Queensland Labor MPs faced quite a dilemma in the leadership tussle between Julia Gillard and Kevin Rudd. The party strongly backed Gillard and not many actually wanted to work with Rudd. But ‘people’s choice Kevin’ was still very popular with the electorate and extremely popular in Queensland.
So Capricornia MP Kirsten Livermore’s strong support of Julia Gillard at the leadership spill in February was always going to be troublesome. But it may prove much more costly than she imagined.
With Newspoll showing Labor’s primary vote at 27 per cent and the humiliating defeat of Labor in Queensland’s state election, strategists warn that Livermore’s 14 year reign over the seat of Capricornia may come to an end.
This would be a significant change given that, apart from a two-year blip (1996 – 1998), Labor has held the seat in northern Queensland since 1977.
Since winning office in 1998, the 42-year-old Livermore has worked hard for the area, playing a significant role in improving funding for infrastructure, equity and education. And the people of Capricornia supported her strongly. She won the 2004 election comfortably with a margin of 4.01 per cent, and then won by an emphatic margin of 12.71 per cent in 2007.
But like the Labor party itself, the lustre wore off. And her unquestionable loyalty to Julia Gillard and the carbon tax has prompted lifelong Labor voters to turn away in droves.
The Capricornia region is home to a large number of mining companies and Kevin Rudd supporters. Over 80 per cent of its population back Rudd. So it was no surprise that Livermore’s decision to support Gillard in the leadership challenge and vote for the carbon tax was immensely unpopular.
Politician Zac Daley, who will run as an independent for Capricornia, echoes the question asked by many in the area: ‘Why did she back Gillard? Why?’
And the people of Capricornia were quick to express their outrage, with one person posting on the Morning Bulletin website: ‘Kirsten is not Rocky [Rockhampton]… I have been a Labor voter in the past. Sure as hell won’t be again. Kevin got them in and if he doesn’t get back Monday they’ve lost my vote! Kirsten no more votes for you after this either!’
But the electorate was turning against her even before the latest leadership spill.
The past year has seen Livermore’s office rammed by a disgruntled citizen, the setting-up of social media pages opposing her support of the carbon tax and an overwhelming online campaign by her constituents to see her out.
Livermore’s margin dropped to 3.7 per cent in the last election and with people turning away from her and the Labor party, it will be an uphill battle to continue ALP’s dominance in the region.
But Livermore has not given up. And while her seat is now considered ‘at risk’ Livermore has maintained her commitment to helping one of this country’s most disadvantaged communities. With relatively high unemployment, teenage pregnancy issues and more than 1200 jobless families in the region, Capricornia faces a number of challenges.
And Livermore is hoping that her policies focusing on housing, job creation and income management measures will help win back her dwindling supporter base.

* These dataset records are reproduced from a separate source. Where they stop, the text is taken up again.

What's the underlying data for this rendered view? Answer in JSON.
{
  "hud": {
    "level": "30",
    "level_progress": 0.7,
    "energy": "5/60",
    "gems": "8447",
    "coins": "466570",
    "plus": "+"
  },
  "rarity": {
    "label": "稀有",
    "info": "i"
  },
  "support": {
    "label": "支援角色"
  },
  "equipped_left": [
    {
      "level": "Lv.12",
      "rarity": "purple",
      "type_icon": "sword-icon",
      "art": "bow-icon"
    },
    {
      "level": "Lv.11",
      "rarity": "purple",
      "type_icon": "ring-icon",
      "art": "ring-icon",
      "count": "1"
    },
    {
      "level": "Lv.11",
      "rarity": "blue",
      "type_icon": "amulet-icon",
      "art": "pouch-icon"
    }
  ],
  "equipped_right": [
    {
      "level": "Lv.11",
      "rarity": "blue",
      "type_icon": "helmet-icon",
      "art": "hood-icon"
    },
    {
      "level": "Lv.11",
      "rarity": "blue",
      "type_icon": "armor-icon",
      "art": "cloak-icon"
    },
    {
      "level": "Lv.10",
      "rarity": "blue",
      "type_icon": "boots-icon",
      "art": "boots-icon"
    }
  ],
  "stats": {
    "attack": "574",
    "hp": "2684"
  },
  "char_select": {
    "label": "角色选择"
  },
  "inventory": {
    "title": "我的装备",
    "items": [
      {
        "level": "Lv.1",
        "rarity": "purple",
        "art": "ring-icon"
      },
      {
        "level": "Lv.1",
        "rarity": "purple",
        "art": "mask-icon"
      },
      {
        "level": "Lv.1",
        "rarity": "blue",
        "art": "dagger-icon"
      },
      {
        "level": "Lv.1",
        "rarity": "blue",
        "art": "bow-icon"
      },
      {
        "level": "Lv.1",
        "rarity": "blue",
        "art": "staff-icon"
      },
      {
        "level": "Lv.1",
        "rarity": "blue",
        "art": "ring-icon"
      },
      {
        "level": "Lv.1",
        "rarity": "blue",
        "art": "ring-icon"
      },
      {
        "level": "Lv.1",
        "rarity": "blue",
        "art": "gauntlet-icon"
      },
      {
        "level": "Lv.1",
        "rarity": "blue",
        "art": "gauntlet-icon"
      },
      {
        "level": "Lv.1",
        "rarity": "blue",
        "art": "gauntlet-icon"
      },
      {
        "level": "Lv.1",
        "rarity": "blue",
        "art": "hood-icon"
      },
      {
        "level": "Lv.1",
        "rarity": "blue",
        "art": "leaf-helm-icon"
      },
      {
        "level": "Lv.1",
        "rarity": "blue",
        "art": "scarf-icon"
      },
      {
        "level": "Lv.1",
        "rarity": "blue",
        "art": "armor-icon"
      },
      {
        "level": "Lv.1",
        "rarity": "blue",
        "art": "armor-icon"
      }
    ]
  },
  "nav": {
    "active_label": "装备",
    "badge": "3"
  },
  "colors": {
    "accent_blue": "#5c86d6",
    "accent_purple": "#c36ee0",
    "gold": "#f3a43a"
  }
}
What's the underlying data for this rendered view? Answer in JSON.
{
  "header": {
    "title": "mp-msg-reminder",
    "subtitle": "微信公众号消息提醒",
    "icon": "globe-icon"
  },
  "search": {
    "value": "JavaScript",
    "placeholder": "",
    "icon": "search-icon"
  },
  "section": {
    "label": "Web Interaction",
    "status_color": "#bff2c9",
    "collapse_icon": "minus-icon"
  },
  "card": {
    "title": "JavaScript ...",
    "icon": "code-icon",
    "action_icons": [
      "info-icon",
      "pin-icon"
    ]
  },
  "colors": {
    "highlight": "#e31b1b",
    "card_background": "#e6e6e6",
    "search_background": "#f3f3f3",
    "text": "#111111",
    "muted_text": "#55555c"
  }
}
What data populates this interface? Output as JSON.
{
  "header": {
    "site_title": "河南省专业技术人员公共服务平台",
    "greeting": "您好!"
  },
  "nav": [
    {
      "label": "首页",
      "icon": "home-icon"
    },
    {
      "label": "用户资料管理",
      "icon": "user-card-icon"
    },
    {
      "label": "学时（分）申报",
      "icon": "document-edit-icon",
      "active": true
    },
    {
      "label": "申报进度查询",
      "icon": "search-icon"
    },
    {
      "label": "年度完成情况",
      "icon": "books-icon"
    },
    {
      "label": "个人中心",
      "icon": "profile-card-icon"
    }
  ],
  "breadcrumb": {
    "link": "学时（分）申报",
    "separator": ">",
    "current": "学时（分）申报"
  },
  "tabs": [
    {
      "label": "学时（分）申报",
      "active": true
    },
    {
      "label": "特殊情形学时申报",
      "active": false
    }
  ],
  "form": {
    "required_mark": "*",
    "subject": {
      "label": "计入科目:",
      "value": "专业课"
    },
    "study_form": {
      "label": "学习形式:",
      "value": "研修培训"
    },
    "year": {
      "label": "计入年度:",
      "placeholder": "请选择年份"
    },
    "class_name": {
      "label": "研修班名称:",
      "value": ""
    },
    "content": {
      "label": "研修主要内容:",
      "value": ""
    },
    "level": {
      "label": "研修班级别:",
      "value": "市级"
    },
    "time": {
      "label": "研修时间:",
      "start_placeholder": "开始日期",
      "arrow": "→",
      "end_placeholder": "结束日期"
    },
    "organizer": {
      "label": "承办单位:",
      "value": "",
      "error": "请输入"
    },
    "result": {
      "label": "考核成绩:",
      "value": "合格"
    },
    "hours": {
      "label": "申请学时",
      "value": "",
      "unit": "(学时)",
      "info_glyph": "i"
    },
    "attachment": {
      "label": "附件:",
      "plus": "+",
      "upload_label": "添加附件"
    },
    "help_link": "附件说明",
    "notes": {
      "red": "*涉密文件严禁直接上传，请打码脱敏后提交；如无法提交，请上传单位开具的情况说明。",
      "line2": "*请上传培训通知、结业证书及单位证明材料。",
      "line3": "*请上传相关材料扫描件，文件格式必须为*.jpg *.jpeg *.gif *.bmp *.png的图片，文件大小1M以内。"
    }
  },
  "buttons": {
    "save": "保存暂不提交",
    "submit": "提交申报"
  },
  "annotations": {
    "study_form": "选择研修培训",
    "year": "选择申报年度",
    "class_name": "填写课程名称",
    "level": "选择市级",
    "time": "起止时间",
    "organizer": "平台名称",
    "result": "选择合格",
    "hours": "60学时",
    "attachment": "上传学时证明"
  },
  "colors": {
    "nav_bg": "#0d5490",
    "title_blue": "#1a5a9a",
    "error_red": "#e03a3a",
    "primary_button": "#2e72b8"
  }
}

As part of the Family, Community, Housing and Youth committee, Livermore says she recently assisted with the implementation of 50 rental houses to address affordability. In addition to this, an estimated 120 Indigenous Australians will receive training and jobs in the health sector and an income management plan is set to begin in July this year.
Though many of the projects have been embraced, the income management plan remains controversial. Livermore has been criticised by the Queensland Council of Unions (QCU) for not sufficiently consulting with businesses and people before implementing the legislation. And there are suggestions that it is only needed in extreme circumstances and will have a negative impact on small businesses.
Livermore, however, has defended the policy strongly. She told the Australian Provincial Newspaper that ‘the evaluations [in the Northern Territory] showed measurable improvements in school attendance, increases in the amount of money being spent on fresh food and corresponding decreases in spending on alcohol and gambling.’
Zac Daley, who has lived in Capricornia for 23 years, agrees that there is a need for an income management plan in the region. However, like the QCU, thinks communication was lacking. ‘If Livermore was serious on it, she would have approached the situation more aggressively, and actually made sure something was done about it for them’ he says.
Livermore’s other major focus has been the proposed merger of the Central Queensland University and TAFE, which has attracted $74 million in federal funding. But after the wipe-out of Queensland Labor in the state election, the Liberal National Party is yet to commit to the project.
‘Central Queensland students and businesses will miss out unless Labor is re-elected or Mr Newman comes to his senses’ Livermore recently told parliament.
Regardless of the additional funding she has obtained for the region and her programs to improve housing and education, the tide has turned against Livermore and Labor.
Daly says this is compounded by the fact that her presence is no longer felt in the region: ‘No one ever sees or hears from her until an election or a disaster. You don’t see her on the news anymore.’
It has all gone wrong very quickly for Livermore. As recently as 2010 there were expectations she would be promoted to the frontbench. And yet, after 14 years of service to the people of Capricornia, Livermore languishes on the backbench facing an uphill battle to win re-election.
Loyalty is indeed an admirable quality. But it may cost Livermore her seat at the next election.
Tahlia McPherson is a student at La Trobe University.